The website keeps a permanent record of all parental dialogue. This record can be accessed by lawyers and other professionals as needed. "Some higher-conflict couples need to have a record of communications," Whitney says. The limited basic service is free of charge, while for $15 a month you get access to unlimited contacts and document sharing, plus the medical section and the ability to pay your expenses through PayPal.

"There is no talk of courts or custody battles. People that are co-parenting don't need to be reminded every day that they're divorced, they just need a place to organize their hectic lives that is friendly and useful," Whitney says. To be sure, some exes may be too far gone to work together. But Friedman says a system like the one Two Happy Homes offers could lead to a better co-parenting arrangement for others.

Whitney's solo venture has not yet turned a profit, since all revenue -- less than $10,000 so far -- is going to maintain the site. According to her, after a little over a year the site currently has about 2,500 users -- 1,250 couples -- and is adding users every day. In the near future, Whitney hopes to create a mobile app. She is in talks with angel investors, she says, and would like to raise about $500,000 to develop the app and begin a major marketing push.

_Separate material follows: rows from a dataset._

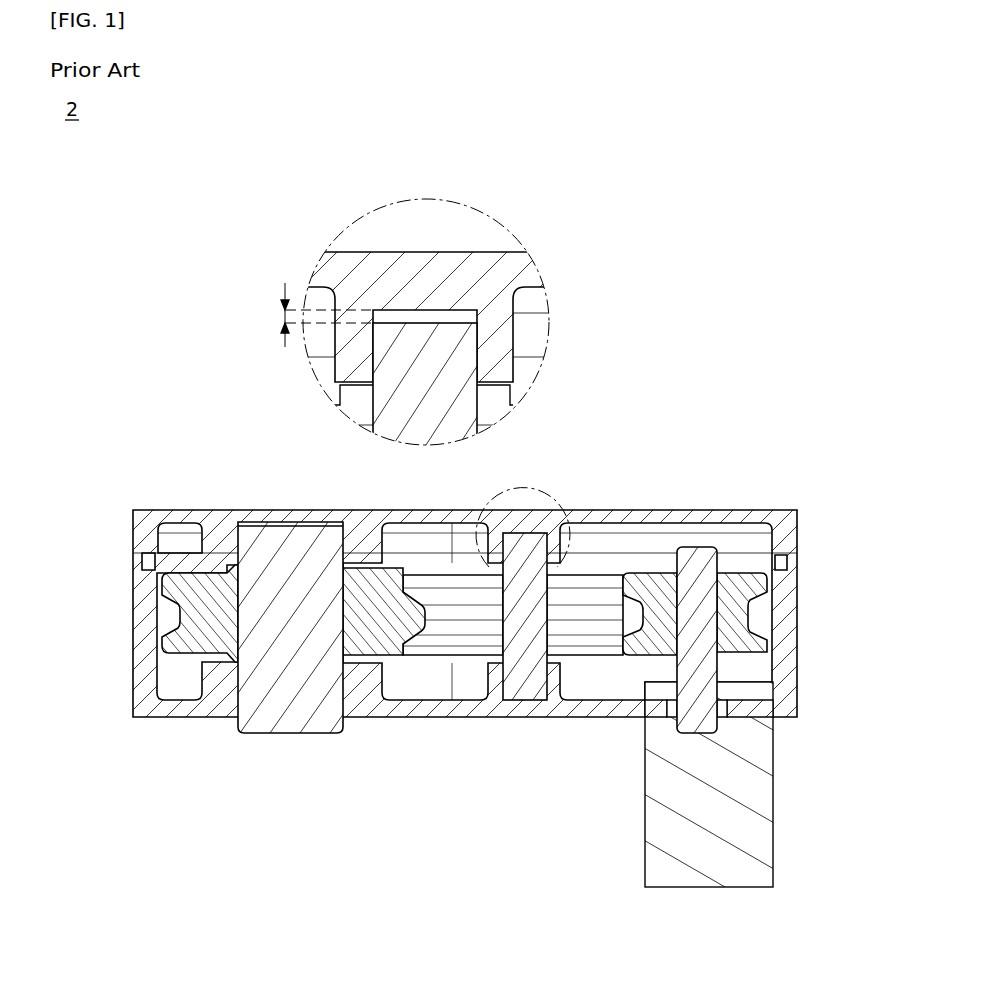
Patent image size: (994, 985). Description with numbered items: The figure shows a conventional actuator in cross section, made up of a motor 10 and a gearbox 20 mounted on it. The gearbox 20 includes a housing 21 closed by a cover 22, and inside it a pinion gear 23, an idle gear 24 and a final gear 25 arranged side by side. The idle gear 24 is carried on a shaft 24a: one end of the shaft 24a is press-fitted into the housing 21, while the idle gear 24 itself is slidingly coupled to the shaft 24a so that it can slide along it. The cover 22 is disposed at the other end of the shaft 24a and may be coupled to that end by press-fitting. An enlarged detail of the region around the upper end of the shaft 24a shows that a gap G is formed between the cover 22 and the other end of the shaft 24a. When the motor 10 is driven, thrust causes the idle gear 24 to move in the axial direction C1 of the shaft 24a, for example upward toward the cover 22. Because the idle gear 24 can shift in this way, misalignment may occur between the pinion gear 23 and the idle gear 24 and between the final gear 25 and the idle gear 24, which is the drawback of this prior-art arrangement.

The motor 10 is at (754, 770).
The gearbox 20 is at (497, 520).
The housing 21 is at (140, 661).
The cover 22 is at (362, 528).
The pinion gear 23 is at (701, 547).
The idle gear 24 is at (606, 596).
The shaft 24a is at (540, 598).
The final gear 25 is at (237, 533).
The axial direction C1 is at (468, 441).
The gap G is at (314, 315).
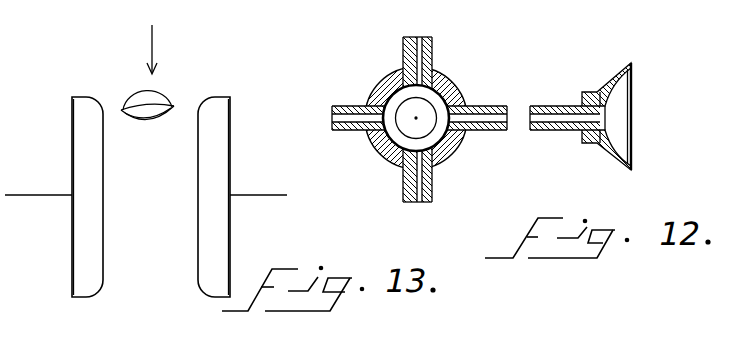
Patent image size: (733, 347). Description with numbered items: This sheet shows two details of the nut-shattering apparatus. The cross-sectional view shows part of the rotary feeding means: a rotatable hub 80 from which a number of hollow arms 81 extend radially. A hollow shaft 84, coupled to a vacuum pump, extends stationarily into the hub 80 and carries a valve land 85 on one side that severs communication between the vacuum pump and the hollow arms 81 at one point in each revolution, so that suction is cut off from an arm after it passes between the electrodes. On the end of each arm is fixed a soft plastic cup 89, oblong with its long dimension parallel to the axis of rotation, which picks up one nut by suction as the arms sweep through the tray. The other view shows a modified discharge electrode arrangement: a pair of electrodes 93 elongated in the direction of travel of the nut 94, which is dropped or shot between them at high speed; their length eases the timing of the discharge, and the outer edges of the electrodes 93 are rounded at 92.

In FIG. 12, the rotatable hub 80 is at (385, 83).
In FIG. 12, the hollow arms 81 is at (430, 55).
In FIG. 12, the hollow shaft 84 is at (396, 137).
In FIG. 12, the valve land 85 is at (441, 130).
In FIG. 12, the soft plastic cup 89 is at (612, 80).
In FIG. 13, the rounded outer edges 92 is at (90, 297).
In FIG. 13, the electrodes 93 is at (202, 225).
In FIG. 13, the nut 94 is at (170, 92).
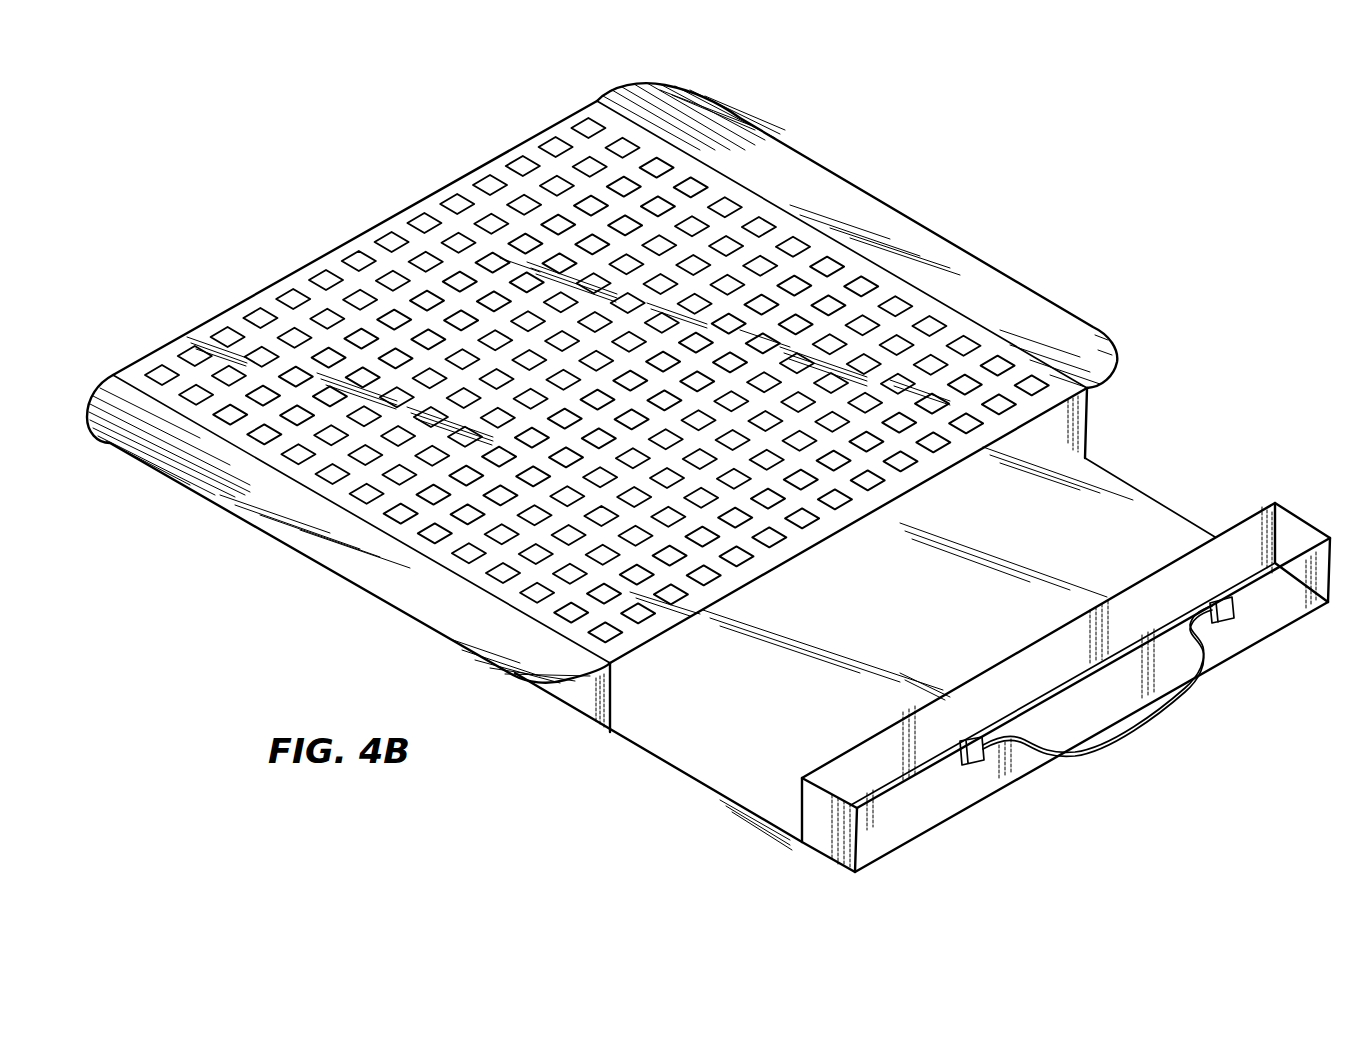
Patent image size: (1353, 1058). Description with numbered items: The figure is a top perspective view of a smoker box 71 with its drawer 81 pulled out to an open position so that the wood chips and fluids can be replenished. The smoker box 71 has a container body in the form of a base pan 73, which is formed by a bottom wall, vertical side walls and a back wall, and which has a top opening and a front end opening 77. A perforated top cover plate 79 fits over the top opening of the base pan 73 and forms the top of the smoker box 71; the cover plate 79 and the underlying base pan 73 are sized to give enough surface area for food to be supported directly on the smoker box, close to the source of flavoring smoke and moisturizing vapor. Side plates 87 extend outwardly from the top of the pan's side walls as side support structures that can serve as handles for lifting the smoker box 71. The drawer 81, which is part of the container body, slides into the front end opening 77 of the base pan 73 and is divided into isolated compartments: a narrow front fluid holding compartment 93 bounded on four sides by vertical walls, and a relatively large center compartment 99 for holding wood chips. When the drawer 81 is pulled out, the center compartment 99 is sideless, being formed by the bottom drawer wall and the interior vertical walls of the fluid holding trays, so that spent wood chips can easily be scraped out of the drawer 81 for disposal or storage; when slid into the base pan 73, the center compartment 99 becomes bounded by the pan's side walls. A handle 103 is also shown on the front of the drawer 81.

The smoker box 71 is at (938, 165).
The base pan 73 is at (572, 695).
The front end opening 77 is at (1042, 443).
The perforated top cover plate 79 is at (550, 130).
The drawer 81 is at (748, 782).
The side plates 87 is at (743, 148).
The front fluid holding compartment 93 is at (1260, 533).
The center compartment 99 is at (1110, 503).
The handle 103 is at (1117, 733).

Along with these divorce-centered businesses are a small crop of startups addressing the problems surrounding called-off engagements and canceled weddings. I Do Now I Don't is an online discount marketplace for engagement rings and wedding dresses from couples who never made it down the aisle. Founded in 2007 by former market researcher Josh Opperman, the company's monthly sales are about $200,000.

Another startup helping the "disengaged" is Bridal Brokerage. Would-be brides and grooms who call off their wedding can sell their wedding package at a discount through the Bridal Brokerage website. Another couple gets the day of their dreams, while the seller recoups some of the cost of flowers, caterers, photographers, location deposits and more.

These startups are banking on the millions of lovelorn searching for ways to ease the pain of heartbreak. "We're really trying to change a very big conversation in this country," Crosby says. "If we can make this easier for the professionals and the client, why wouldn't you choose to settle things amicably? Why would you fight it out in court?"